Matter of fact, their first launch from LC-2 at Wallops Island will be a U.S. Space Force mission, in partnership with the Department of Defense’s Space Test Program and the Space and Missile Systems Center’s Small Launch and Targets Division. the FAA also recently granted a Launch Operator License for Electron missions from LC-2.
The launch will also mark the first time a mission has flown from Wallops with Autonomous Flight Termination System (AFTS) software, and NASA is currently conducting the final development and certification for that, before Electron can fly from LC-2.
According to Rocket Lab, once operational both LC-1 and LC-2 combined will allow for up to 130 launches per year, claiming an “unrivaled level of redundancy and assured access to space regardless of disruption to any one launch site.”
“Responsive launch is the key to resilience in space and this is what Launch Complex 2 enables,” said Peter Beck, Rocket Lab founder and Chief Executive. “All satellites are vulnerable, be it from accidental or deliberate actions. By operating a proven launch vehicle from two launch sites on opposite sides of the world, Rocket Lab delivers unmatched flexibility and responsiveness for the defense and national security community to quickly replace any disabled satellite.
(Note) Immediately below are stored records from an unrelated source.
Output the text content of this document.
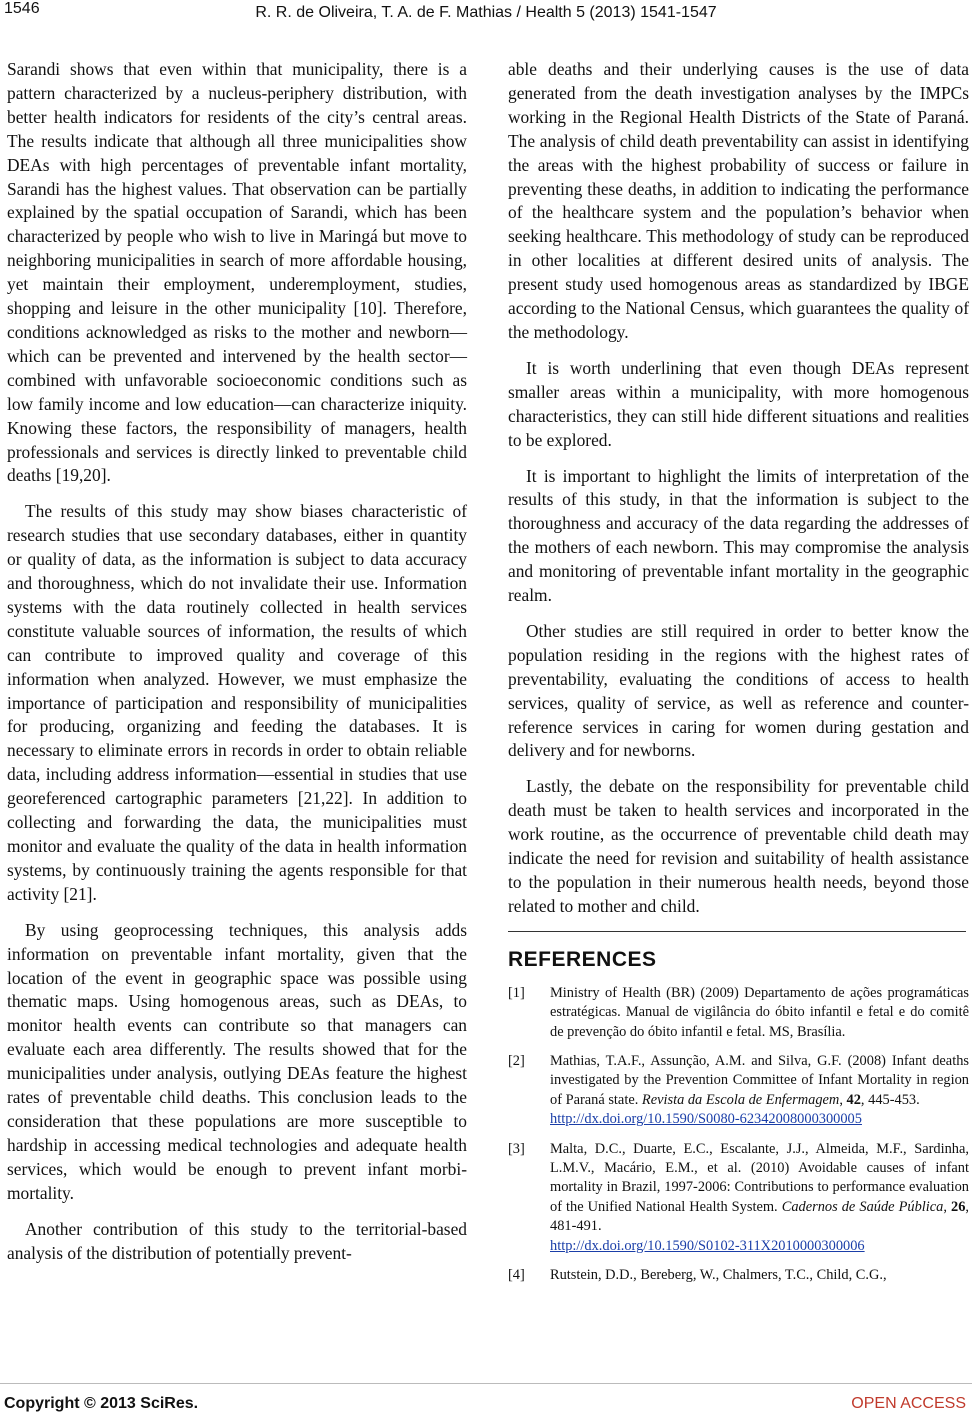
1546	R. R. de Oliveira, T. A. de F. Mathias / Health 5 (2013) 1541-1547

Sarandi shows that even within that municipality, there is a pattern characterized by a nucleus-periphery distribution, with better health indicators for residents of the city’s central areas. The results indicate that although all three municipalities show DEAs with high percentages of preventable infant mortality, Sarandi has the highest values. That observation can be partially explained by the spatial occupation of Sarandi, which has been characterized by people who wish to live in Maringá but move to neighboring municipalities in search of more affordable housing, yet maintain their employment, underemployment, studies, shopping and leisure in the other municipality [10]. Therefore, conditions acknowledged as risks to the mother and newborn—which can be prevented and intervened by the health sector—combined with unfavorable socioeconomic conditions such as low family income and low education—can characterize iniquity. Knowing these factors, the responsibility of managers, health professionals and services is directly linked to preventable child deaths [19,20].

The results of this study may show biases characteristic of research studies that use secondary databases, either in quantity or quality of data, as the information is subject to data accuracy and thoroughness, which do not invalidate their use. Information systems with the data routinely collected in health services constitute valuable sources of information, the results of which can contribute to improved quality and coverage of this information when analyzed. However, we must emphasize the importance of participation and responsibility of municipalities for producing, organizing and feeding the databases. It is necessary to eliminate errors in records in order to obtain reliable data, including address information—essential in studies that use georeferenced cartographic parameters [21,22]. In addition to collecting and forwarding the data, the municipalities must monitor and evaluate the quality of the data in health information systems, by continuously training the agents responsible for that activity [21].

By using geoprocessing techniques, this analysis adds information on preventable infant mortality, given that the location of the event in geographic space was possible using thematic maps. Using homogenous areas, such as DEAs, to monitor health events can contribute so that managers can evaluate each area differently. The results showed that for the municipalities under analysis, outlying DEAs feature the highest rates of preventable child deaths. This conclusion leads to the consideration that these populations are more susceptible to hardship in accessing medical technologies and adequate health services, which would be enough to prevent infant morbimortality.

Another contribution of this study to the territorial-based analysis of the distribution of potentially prevent-

able deaths and their underlying causes is the use of data generated from the death investigation analyses by the IMPCs working in the Regional Health Districts of the State of Paraná. The analysis of child death preventability can assist in identifying the areas with the highest probability of success or failure in preventing these deaths, in addition to indicating the performance of the healthcare system and the population’s behavior when seeking healthcare. This methodology of study can be reproduced in other localities at different desired units of analysis. The present study used homogenous areas as standardized by IBGE according to the National Census, which guarantees the quality of the methodology.

It is worth underlining that even though DEAs represent smaller areas within a municipality, with more homogenous characteristics, they can still hide different situations and realities to be explored.

It is important to highlight the limits of interpretation of the results of this study, in that the information is subject to the thoroughness and accuracy of the data regarding the addresses of the mothers of each newborn. This may compromise the analysis and monitoring of preventable infant mortality in the geographic realm.

Other studies are still required in order to better know the population residing in the regions with the highest rates of preventability, evaluating the conditions of access to health services, quality of service, as well as reference and counter-reference services in caring for women during gestation and delivery and for newborns.

Lastly, the debate on the responsibility for preventable child death must be taken to health services and incorporated in the work routine, as the occurrence of preventable child death may indicate the need for revision and suitability of health assistance to the population in their numerous health needs, beyond those related to mother and child.

REFERENCES
[1]	Ministry of Health (BR) (2009) Departamento de ações programáticas estratégicas. Manual de vigilância do óbito infantil e fetal e do comitê de prevenção do óbito infantil e fetal. MS, Brasília.
[2]	Mathias, T.A.F., Assunção, A.M. and Silva, G.F. (2008) Infant deaths investigated by the Prevention Committee of Infant Mortality in region of Paraná state. Revista da Escola de Enfermagem, 42, 445-453.
http://dx.doi.org/10.1590/S0080-62342008000300005
[3]	Malta, D.C., Duarte, E.C., Escalante, J.J., Almeida, M.F., Sardinha, L.M.V., Macário, E.M., et al. (2010) Avoidable causes of infant mortality in Brazil, 1997-2006: Contributions to performance evaluation of the Unified National Health System. Cadernos de Saúde Pública, 26, 481-491.
http://dx.doi.org/10.1590/S0102-311X2010000300006
[4]	Rutstein, D.D., Bereberg, W., Chalmers, T.C., Child, C.G.,
Copyright © 2013 SciRes.	OPEN ACCESS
We’re immensely proud to be delivering reliable and flexible launch capability to the U.S. Space Force and the wider defense community as space becomes an increasingly contested domain.”
At the same time, construction is nearing completion on the Rocket Lab Integration and Control Facility (ICF) at Wallops, which houses Rocket Lab’s launch control center, a state-of-the-art payload integration facility, and a vehicle integration department that “enables the processing of multiple Electron vehicles to support multiple launches in rapid succession” according to the company.